Lacerda depôs durante cinco horas à Polícia Federal de São Paulo e saiu sem se pronunciar, pouco depois das 16 horas. Foi seu advogado, Carlos Alberto Toron, que negou a entrega do dinheiro (R$ 1,7 milhão) e deu outra versão para o conteúdo das malas que aparecem com o ex-coordenador de campanha nos vídeos do circuito de segurança do hotel: uma conteria um notebook e outra, material de campanha de Mercadante.

?[Lacerda] não foi indiciado e respondeu todas as perguntas?, afirmou o advogado. ?Ele não participou de nenhuma negociação?.

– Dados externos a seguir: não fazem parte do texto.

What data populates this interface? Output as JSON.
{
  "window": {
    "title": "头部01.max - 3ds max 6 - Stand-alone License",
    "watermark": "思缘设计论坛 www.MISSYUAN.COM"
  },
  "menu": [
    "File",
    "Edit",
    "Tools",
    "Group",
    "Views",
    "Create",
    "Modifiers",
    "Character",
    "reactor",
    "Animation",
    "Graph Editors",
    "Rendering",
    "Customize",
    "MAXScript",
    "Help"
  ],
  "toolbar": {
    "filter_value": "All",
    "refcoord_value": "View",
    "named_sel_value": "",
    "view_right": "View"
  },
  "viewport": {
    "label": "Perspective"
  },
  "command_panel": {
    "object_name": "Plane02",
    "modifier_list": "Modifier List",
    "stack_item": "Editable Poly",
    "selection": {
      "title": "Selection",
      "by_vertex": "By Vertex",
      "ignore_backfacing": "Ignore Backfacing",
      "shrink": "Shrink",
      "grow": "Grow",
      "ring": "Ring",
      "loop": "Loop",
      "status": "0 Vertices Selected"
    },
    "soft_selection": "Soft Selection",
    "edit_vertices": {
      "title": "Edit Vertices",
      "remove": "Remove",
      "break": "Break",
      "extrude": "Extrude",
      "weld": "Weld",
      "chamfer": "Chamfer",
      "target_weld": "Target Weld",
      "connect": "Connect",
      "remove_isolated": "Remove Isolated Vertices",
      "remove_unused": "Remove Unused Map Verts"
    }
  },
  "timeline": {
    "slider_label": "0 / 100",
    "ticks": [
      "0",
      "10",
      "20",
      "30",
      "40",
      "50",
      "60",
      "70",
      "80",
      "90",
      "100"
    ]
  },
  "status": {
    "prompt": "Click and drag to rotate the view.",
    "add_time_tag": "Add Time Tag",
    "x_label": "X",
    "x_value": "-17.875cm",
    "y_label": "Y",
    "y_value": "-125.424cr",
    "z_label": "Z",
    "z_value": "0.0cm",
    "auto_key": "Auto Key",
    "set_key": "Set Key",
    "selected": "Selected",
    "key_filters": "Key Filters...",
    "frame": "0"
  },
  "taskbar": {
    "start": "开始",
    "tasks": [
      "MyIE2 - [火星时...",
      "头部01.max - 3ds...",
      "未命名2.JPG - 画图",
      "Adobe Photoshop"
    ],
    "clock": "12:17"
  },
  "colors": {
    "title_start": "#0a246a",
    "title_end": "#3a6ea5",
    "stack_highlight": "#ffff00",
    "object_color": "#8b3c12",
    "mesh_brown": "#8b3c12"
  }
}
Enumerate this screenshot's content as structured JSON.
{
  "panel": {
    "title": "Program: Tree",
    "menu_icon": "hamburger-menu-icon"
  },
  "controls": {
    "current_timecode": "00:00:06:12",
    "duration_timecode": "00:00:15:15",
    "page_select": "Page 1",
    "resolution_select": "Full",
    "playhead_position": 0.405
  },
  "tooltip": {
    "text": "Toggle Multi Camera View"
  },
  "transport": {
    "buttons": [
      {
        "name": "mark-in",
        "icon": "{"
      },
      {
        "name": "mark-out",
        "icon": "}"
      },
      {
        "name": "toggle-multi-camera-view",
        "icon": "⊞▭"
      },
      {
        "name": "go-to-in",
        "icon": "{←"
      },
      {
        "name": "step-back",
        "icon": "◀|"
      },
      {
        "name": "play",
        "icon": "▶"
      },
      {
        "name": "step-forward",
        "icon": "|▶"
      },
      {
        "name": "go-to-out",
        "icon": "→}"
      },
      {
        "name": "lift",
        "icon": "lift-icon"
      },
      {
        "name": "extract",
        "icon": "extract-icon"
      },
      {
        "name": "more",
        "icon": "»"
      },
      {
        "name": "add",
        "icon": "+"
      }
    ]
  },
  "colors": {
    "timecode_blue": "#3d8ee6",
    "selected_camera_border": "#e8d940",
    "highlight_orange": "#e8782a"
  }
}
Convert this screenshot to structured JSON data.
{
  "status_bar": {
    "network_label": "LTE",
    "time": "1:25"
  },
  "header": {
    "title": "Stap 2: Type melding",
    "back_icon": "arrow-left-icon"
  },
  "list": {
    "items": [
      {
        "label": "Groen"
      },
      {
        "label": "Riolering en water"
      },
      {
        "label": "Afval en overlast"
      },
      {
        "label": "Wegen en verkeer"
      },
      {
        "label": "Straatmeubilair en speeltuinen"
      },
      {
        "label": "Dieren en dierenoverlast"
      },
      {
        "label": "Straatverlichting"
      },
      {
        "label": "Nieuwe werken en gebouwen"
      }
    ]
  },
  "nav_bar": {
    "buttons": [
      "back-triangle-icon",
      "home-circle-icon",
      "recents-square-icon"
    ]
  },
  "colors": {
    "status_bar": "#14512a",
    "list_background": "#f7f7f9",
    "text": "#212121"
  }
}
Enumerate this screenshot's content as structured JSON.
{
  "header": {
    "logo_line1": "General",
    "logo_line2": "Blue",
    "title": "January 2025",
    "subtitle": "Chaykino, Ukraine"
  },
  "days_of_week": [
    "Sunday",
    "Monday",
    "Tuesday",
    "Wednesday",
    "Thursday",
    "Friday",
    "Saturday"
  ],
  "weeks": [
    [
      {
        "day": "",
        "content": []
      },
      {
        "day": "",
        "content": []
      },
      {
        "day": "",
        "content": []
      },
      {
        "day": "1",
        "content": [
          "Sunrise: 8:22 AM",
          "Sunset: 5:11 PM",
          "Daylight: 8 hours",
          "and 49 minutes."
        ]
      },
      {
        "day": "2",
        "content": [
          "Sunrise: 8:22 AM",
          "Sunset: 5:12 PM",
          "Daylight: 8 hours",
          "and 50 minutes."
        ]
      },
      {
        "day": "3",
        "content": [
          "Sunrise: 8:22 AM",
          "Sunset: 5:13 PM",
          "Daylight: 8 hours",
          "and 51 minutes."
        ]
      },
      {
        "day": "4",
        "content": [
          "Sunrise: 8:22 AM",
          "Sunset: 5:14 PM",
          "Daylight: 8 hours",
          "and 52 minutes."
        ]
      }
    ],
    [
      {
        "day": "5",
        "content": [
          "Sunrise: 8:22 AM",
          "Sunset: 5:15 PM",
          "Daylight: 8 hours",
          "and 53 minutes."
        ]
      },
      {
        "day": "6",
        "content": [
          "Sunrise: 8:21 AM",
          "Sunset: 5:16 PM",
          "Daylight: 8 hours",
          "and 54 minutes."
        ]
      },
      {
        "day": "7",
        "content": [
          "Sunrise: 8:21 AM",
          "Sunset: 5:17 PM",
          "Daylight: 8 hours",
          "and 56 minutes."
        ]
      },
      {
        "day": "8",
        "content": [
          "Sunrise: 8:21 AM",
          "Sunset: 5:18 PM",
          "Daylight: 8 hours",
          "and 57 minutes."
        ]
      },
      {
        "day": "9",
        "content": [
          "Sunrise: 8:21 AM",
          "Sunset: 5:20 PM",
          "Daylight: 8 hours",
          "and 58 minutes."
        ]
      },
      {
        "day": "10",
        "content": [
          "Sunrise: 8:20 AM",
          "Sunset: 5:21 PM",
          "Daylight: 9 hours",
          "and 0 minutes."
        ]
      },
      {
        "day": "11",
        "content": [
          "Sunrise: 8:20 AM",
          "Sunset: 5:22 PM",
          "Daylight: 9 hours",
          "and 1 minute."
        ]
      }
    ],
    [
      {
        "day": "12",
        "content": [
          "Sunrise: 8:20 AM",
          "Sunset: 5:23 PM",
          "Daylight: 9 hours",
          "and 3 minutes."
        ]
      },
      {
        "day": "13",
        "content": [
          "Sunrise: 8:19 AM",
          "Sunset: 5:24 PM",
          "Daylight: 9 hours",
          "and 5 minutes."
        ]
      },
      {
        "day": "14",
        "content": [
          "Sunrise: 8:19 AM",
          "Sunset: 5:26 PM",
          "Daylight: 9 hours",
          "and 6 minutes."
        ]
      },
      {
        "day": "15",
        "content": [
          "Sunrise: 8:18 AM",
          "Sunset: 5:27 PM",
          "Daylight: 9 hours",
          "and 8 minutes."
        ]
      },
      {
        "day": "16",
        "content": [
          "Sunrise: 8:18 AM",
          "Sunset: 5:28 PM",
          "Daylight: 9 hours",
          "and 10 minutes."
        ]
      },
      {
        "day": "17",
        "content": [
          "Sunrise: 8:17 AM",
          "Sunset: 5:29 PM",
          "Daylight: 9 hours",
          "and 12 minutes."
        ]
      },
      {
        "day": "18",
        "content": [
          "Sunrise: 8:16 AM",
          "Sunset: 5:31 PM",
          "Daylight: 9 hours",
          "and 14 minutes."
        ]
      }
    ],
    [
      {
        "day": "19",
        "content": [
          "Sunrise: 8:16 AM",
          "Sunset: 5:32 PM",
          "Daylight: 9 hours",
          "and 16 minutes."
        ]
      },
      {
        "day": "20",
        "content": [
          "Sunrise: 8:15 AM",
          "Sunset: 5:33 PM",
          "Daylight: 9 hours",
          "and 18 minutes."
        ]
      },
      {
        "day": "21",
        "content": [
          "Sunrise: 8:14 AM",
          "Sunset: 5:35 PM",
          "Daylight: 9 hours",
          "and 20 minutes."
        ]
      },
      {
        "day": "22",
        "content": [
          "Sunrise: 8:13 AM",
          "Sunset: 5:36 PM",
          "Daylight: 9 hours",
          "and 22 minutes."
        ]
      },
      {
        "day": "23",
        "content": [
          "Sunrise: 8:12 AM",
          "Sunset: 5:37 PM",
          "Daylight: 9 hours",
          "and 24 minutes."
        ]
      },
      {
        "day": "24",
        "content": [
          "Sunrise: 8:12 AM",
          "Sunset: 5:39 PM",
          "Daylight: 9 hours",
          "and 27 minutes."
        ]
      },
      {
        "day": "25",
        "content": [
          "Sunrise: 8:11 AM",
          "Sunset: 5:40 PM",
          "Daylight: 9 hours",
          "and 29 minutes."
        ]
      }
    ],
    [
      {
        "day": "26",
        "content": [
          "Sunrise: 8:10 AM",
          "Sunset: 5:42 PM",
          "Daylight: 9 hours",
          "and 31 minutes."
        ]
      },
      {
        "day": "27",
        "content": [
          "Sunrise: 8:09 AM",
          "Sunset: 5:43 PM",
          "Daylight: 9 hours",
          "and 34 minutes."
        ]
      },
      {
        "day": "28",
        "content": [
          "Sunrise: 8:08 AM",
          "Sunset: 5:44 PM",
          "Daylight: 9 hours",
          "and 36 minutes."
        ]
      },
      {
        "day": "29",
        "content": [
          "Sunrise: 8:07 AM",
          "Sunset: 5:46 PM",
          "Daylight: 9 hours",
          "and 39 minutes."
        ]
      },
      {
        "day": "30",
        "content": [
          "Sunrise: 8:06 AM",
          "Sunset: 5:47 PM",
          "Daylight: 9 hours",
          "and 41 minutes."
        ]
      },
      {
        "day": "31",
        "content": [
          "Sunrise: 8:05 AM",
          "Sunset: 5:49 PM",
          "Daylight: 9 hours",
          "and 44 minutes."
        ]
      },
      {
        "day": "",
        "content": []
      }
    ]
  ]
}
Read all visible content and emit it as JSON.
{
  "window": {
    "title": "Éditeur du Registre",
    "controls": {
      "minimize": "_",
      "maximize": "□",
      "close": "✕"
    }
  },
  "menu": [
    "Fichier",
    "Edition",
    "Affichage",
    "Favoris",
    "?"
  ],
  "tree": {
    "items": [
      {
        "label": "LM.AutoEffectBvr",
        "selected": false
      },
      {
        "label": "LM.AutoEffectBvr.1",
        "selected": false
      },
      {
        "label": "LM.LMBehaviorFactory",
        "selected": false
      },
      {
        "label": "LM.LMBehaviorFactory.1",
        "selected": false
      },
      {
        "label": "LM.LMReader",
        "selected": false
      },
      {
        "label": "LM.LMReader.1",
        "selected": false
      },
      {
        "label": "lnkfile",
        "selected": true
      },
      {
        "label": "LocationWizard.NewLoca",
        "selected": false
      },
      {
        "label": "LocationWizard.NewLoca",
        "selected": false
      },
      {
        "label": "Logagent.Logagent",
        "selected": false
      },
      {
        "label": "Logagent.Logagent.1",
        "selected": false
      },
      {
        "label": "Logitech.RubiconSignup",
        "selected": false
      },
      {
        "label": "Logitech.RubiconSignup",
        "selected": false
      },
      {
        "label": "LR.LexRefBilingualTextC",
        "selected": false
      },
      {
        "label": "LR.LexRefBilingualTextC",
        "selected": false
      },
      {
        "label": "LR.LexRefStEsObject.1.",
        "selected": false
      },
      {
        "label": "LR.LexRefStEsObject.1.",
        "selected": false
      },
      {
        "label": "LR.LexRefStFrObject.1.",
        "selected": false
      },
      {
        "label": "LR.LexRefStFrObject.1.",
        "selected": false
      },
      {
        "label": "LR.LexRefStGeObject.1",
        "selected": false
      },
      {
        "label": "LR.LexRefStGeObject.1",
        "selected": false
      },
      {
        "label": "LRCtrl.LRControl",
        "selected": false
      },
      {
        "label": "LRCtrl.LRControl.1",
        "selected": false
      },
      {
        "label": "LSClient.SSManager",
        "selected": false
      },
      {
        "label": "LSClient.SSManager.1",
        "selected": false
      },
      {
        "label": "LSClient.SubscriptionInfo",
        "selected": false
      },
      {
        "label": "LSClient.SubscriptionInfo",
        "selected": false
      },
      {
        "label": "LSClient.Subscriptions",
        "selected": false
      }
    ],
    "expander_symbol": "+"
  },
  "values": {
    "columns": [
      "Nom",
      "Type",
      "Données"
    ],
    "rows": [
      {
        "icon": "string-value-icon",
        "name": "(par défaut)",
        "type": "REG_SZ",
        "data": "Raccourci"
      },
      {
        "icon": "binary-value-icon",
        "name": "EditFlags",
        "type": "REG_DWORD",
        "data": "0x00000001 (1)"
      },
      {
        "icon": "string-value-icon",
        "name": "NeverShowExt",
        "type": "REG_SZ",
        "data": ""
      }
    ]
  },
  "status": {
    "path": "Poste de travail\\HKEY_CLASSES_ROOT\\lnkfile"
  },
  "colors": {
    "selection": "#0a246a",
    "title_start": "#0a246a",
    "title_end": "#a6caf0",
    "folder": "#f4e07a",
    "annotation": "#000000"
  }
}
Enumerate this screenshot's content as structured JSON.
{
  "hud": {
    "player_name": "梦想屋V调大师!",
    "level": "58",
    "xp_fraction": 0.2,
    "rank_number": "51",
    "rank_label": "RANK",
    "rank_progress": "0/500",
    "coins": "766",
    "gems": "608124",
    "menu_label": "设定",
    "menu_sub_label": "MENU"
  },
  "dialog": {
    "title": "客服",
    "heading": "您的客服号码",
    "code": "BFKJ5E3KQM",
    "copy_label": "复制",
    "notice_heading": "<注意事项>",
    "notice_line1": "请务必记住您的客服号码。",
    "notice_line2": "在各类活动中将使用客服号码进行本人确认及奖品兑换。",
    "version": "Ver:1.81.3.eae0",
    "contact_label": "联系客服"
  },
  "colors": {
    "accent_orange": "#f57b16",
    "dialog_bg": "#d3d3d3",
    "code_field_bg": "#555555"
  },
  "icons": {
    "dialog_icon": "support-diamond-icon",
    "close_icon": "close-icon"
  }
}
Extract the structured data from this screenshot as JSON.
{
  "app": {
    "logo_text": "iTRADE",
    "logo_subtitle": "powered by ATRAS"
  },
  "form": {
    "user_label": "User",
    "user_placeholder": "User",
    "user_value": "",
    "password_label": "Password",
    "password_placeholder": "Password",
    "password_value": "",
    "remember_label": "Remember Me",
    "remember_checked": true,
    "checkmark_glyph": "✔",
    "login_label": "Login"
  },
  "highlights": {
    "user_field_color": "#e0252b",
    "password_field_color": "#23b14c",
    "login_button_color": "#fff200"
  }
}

Lacerda prestou depoimento ao delegado da Polícia Federal Diógenes Curado e ao procurador da República Mário Lúcio Avelar, responsáveis pela investigação. O próximo a depor é Freud Godoy, ex-assessor do presidente Luiz Inácio Lula da Silva.

Com os depoimentos desta sexta-feira (29), a Polícia Federal espera desvendar a origem do dinheiro apreendido com Gedimar Passos e Valdebran Padilha, que foram presos em flagrante. Na ocasião, eles mencionaram "um tal de André", personagem que até o momento permanece uma incógnita – pelo menos para o público, já que a investigação corre em segredo de Justiça.